Nareszcie. 7 czerwca premier May opuszcza stanowisko. Płacz i żałosne feministyczne uwagi – tak żegna się z Brytyjczykami [VIDEO]

EPA/NEIL HALL Dostawca: PAP/EPA.
Premier Wielkiej Brytanii Theresa May składa rezygnację. Stanowisko opuści 7 czerwca. Zdjęcie : EPA/NEIL HALL Dostawca: PAP/EPA.
REKLAMA

Konserwatyści zmusili Theresę May do rezygnacji z funkcji premiera. W trakcie wystąpienia, w którym informowała o swojej dymisji szefowa rządu mało się nie popłakała.

Wkrótce opuszczam stanowisko. Sprawować je to był największy zaszczyt w moim życiu. Druga kobieta premier, ale z pewnością nie ostatnia. Robię to (składam rezygnację – przyp. red.) bez złych odczuć, ale z wielką wdzięcznością, że miałam możliwość służyć krajowi, który kocham – powiedziała May i niemal rozpłakała się przy tych słowach. Ukryła łzy przerywając wystąpienie i szybko wracając do swojej siedziby.

REKLAMA

Nawet pożegnalne wystąpienie May budzi niesmak u wielu Brytyjczyków. Wypominają jej, że nie mogła sobie darować feministycznych uwag, tak jakby to miało jakiekolwiek znaczenie, że jest kobietą. Szydzą też z prób stawiania się w jednym szeregu z Margaret Thatcher.

Dymisja May jest zaskoczeniem i nie jest. Po kolejnych odrzuceniach jej propozycji paktu z Unią dymisji spodziewano się od dawna. May jednak nie ustępowała doprowadzając Partie Konserwatywną na skraj kompletnego upadku.

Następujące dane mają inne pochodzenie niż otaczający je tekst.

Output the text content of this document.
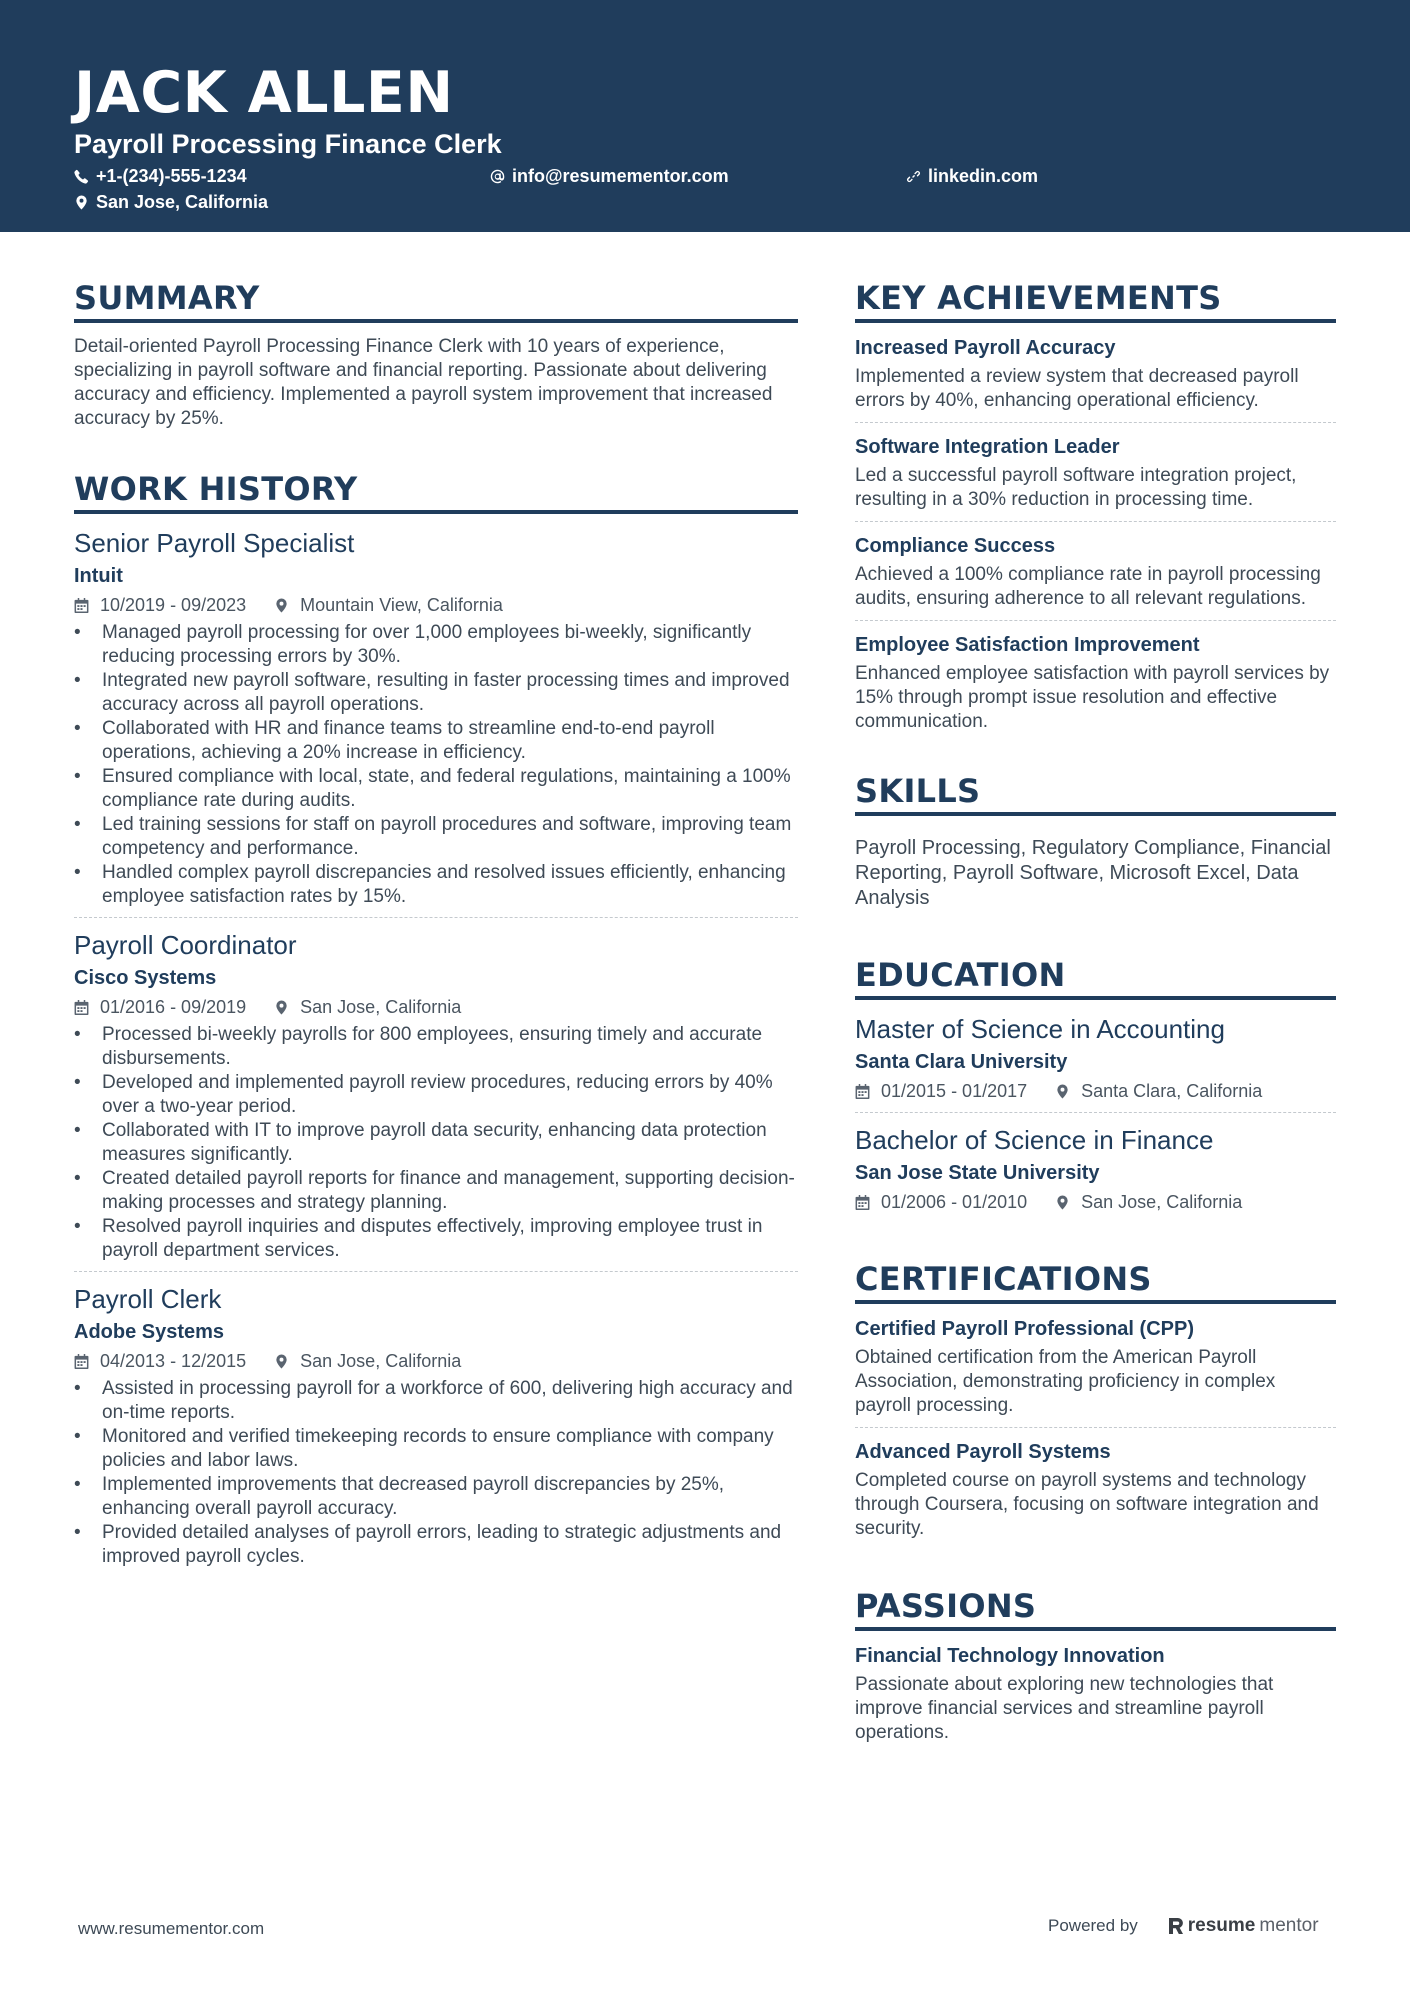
JACK ALLEN
Payroll Processing Finance Clerk
+1-(234)-555-1234	info@resumementor.com	linkedin.com
San Jose, California
SUMMARY
Detail-oriented Payroll Processing Finance Clerk with 10 years of experience, specializing in payroll software and financial reporting. Passionate about delivering accuracy and efficiency. Implemented a payroll system improvement that increased accuracy by 25%.
WORK HISTORY
Senior Payroll Specialist
Intuit
10/2019 - 09/2023	Mountain View, California
• Managed payroll processing for over 1,000 employees bi-weekly, significantly reducing processing errors by 30%.
• Integrated new payroll software, resulting in faster processing times and improved accuracy across all payroll operations.
• Collaborated with HR and finance teams to streamline end-to-end payroll operations, achieving a 20% increase in efficiency.
• Ensured compliance with local, state, and federal regulations, maintaining a 100% compliance rate during audits.
• Led training sessions for staff on payroll procedures and software, improving team competency and performance.
• Handled complex payroll discrepancies and resolved issues efficiently, enhancing employee satisfaction rates by 15%.
Payroll Coordinator
Cisco Systems
01/2016 - 09/2019	San Jose, California
• Processed bi-weekly payrolls for 800 employees, ensuring timely and accurate disbursements.
• Developed and implemented payroll review procedures, reducing errors by 40% over a two-year period.
• Collaborated with IT to improve payroll data security, enhancing data protection measures significantly.
• Created detailed payroll reports for finance and management, supporting decision-making processes and strategy planning.
• Resolved payroll inquiries and disputes effectively, improving employee trust in payroll department services.
Payroll Clerk
Adobe Systems
04/2013 - 12/2015	San Jose, California
• Assisted in processing payroll for a workforce of 600, delivering high accuracy and on-time reports.
• Monitored and verified timekeeping records to ensure compliance with company policies and labor laws.
• Implemented improvements that decreased payroll discrepancies by 25%, enhancing overall payroll accuracy.
• Provided detailed analyses of payroll errors, leading to strategic adjustments and improved payroll cycles.
KEY ACHIEVEMENTS
Increased Payroll Accuracy
Implemented a review system that decreased payroll errors by 40%, enhancing operational efficiency.
Software Integration Leader
Led a successful payroll software integration project, resulting in a 30% reduction in processing time.
Compliance Success
Achieved a 100% compliance rate in payroll processing audits, ensuring adherence to all relevant regulations.
Employee Satisfaction Improvement
Enhanced employee satisfaction with payroll services by 15% through prompt issue resolution and effective communication.
SKILLS
Payroll Processing, Regulatory Compliance, Financial Reporting, Payroll Software, Microsoft Excel, Data Analysis
EDUCATION
Master of Science in Accounting
Santa Clara University
01/2015 - 01/2017	Santa Clara, California
Bachelor of Science in Finance
San Jose State University
01/2006 - 01/2010	San Jose, California
CERTIFICATIONS
Certified Payroll Professional (CPP)
Obtained certification from the American Payroll Association, demonstrating proficiency in complex payroll processing.
Advanced Payroll Systems
Completed course on payroll systems and technology through Coursera, focusing on software integration and security.
PASSIONS
Financial Technology Innovation
Passionate about exploring new technologies that improve financial services and streamline payroll operations.
www.resumementor.com	Powered by	resume mentor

Spodziewano się, że gehenna z nią potrwa jeszcze jakiś krótki czas po wyborach do Parlamentu Europejskiego. Tymczasem ledwie kilkanaście godzin po nich wystąpiła informując o swej rezygnacji. To może oznaczać, że klęska Konserwatystów w wyborach do Parlamentu Europejskiego jest jeszcze większa niż wszyscy się tego spodziewali. Politycy znają już wyniki głosowania i to prawdopodobnie spowodowało, że ostatecznie zmusili May do rezygnacji w tak zaskakujących okolicznościach. May najprawdopodobniej wybłagała jeszcze kilkanaście dni urzędowania, by jako szefowa rządy podejmować prezydenta Trumpa, który przylatuje z wizyta 3 czerwca

Sytuacja na Wyspach przypomina teatr absurdu. W Wielkiej Brytanii w dniu wyborów obowiązuje cenzura . Oznacza to, że nie można informować o wynikach wyborów, ani podawać informacji politycznych.

Cenzura ta jednak pod wpływem Unii została rozciągnięta aż na 4 dni. Eurokraci boją się, że wielkie zwycięstwo Partii Brexit zmobilizuje eurosceptyków na całym kontynencie do głosowania na partie antyunijne. Uzgodniono więc, że cenzura będzie obowiązywać aż do niedzieli w nocy, kiedy to zostaną zamknięte lokale wyborcze na terenie wszystkich państw członkowskich.

Zgodnie z zasadami media nie powinny też informować o wydarzeniach politycznych aż do niedzieli wieczór.  Tymczasem May podaje się do dymisji, więc jak tego nie zrobić. To pokazuje jak autorytarną instytucja staje się Unia i jak groteskowe, absurdalne i wewnętrznie sprzeczne są wszelkie regulacje wychodzące spod unijnej ręki. Media więc nie podają do niedzieli wieczór wyników z powodu zaprowadzonej cenzury. Te same regulacje zakazują im informować o dymisji May, ale oczywiście nie mają wyjścia i muszą prawo złamać.